The Pseudomonas aeruginosa rhlG and rhlAB genes are inversely regulated and RhlG is not required for rhamnolipid synthesis
Université de Bretagne-Sud, EA 3884, LBCM, IUEM, F-56100 Lorient, France
BMC Microbiology 2014, 14:160 doi:10.1186/1471-2180-14-160Published: 19 June 2014
Pseudomonas aeruginosa produces rhamnolipid biosurfactants involved in numerous phenomena including virulence. The transcriptional study of the rhlAB operon encoding two key enzymes for rhamnolipid synthesis led to the discovery of the quorum sensing system RhlRI. The latter positively controls the transcription of rhlAB, as well as of rhlC, which is required for di-rhamnolipid synthesis. The rhlG gene encodes an NADPH-dependent β-ketoacyl reductase. Although it was reported to be required for the biosynthesis of the fatty acid part of rhamnolipids, its function in rhamnolipid synthesis was later questioned. The rhlG transcription and its role in rhamnolipid production were investigated here.

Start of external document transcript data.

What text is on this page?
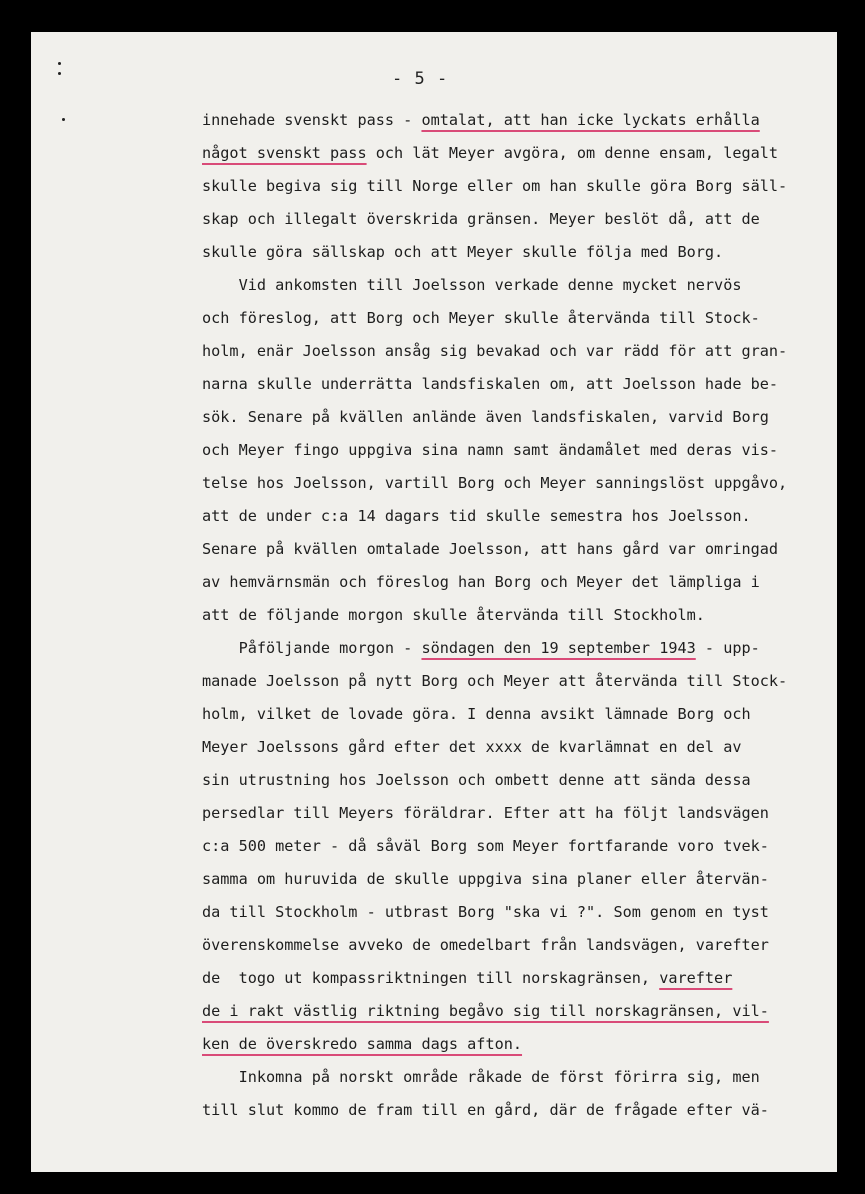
- 5 -
innehade svenskt pass - omtalat, att han icke lyckats erhålla
något svenskt pass och lät Meyer avgöra, om denne ensam, legalt
skulle begiva sig till Norge eller om han skulle göra Borg säll-
skap och illegalt överskrida gränsen. Meyer beslöt då, att de
skulle göra sällskap och att Meyer skulle följa med Borg.
Vid ankomsten till Joelsson verkade denne mycket nervös
och föreslog, att Borg och Meyer skulle återvända till Stock-
holm, enär Joelsson ansåg sig bevakad och var rädd för att gran-
narna skulle underrätta landsfiskalen om, att Joelsson hade be-
sök. Senare på kvällen anlände även landsfiskalen, varvid Borg
och Meyer fingo uppgiva sina namn samt ändamålet med deras vis-
telse hos Joelsson, vartill Borg och Meyer sanningslöst uppgåvo,
att de under c:a 14 dagars tid skulle semestra hos Joelsson.
Senare på kvällen omtalade Joelsson, att hans gård var omringad
av hemvärnsmän och föreslog han Borg och Meyer det lämpliga i
att de följande morgon skulle återvända till Stockholm.
Påföljande morgon - söndagen den 19 september 1943 - upp-
manade Joelsson på nytt Borg och Meyer att återvända till Stock-
holm, vilket de lovade göra. I denna avsikt lämnade Borg och
Meyer Joelssons gård efter det xxxx de kvarlämnat en del av
sin utrustning hos Joelsson och ombett denne att sända dessa
persedlar till Meyers föräldrar. Efter att ha följt landsvägen
c:a 500 meter - då såväl Borg som Meyer fortfarande voro tvek-
samma om huruvida de skulle uppgiva sina planer eller återvän-
da till Stockholm - utbrast Borg "ska vi ?". Som genom en tyst
överenskommelse avveko de omedelbart från landsvägen, varefter
de  togo ut kompassriktningen till norskagränsen, varefter
de i rakt västlig riktning begåvo sig till norskagränsen, vil-
ken de överskredo samma dags afton.
Inkomna på norskt område råkade de först förirra sig, men
till slut kommo de fram till en gård, där de frågade efter vä-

Using 5′-RACE PCR, a luxCDABE-based transcriptional fusion, and quantitative reverse transcription-PCR, we confirmed two previously identified σ70- and σ54-dependent promoters and we identified a third promoter recognized by the extra-cytoplasmic function sigma factor AlgU. rhlG was inversely regulated compared to rhlAB and rhlC: the rhlG transcription was down-regulated in response to N-butyryl-L-homoserine lactone, the communication molecule of the RhlRI system, and was induced by hyperosmotic stress in an AlgU-dependent manner. Consistently with this transcriptional pattern, the single or double deletions of rhlG and PA3388, which forms an operon with rhlG, did not dramatically impair rhamnolipid synthesis.
This first detailed study of rhlG transcription reveals a complex regulation involving three sigma factors and N-butyryl-L-homoserine lactone. We furthermore present evidences that RhlG does not play a key role in rhamnolipid synthesis.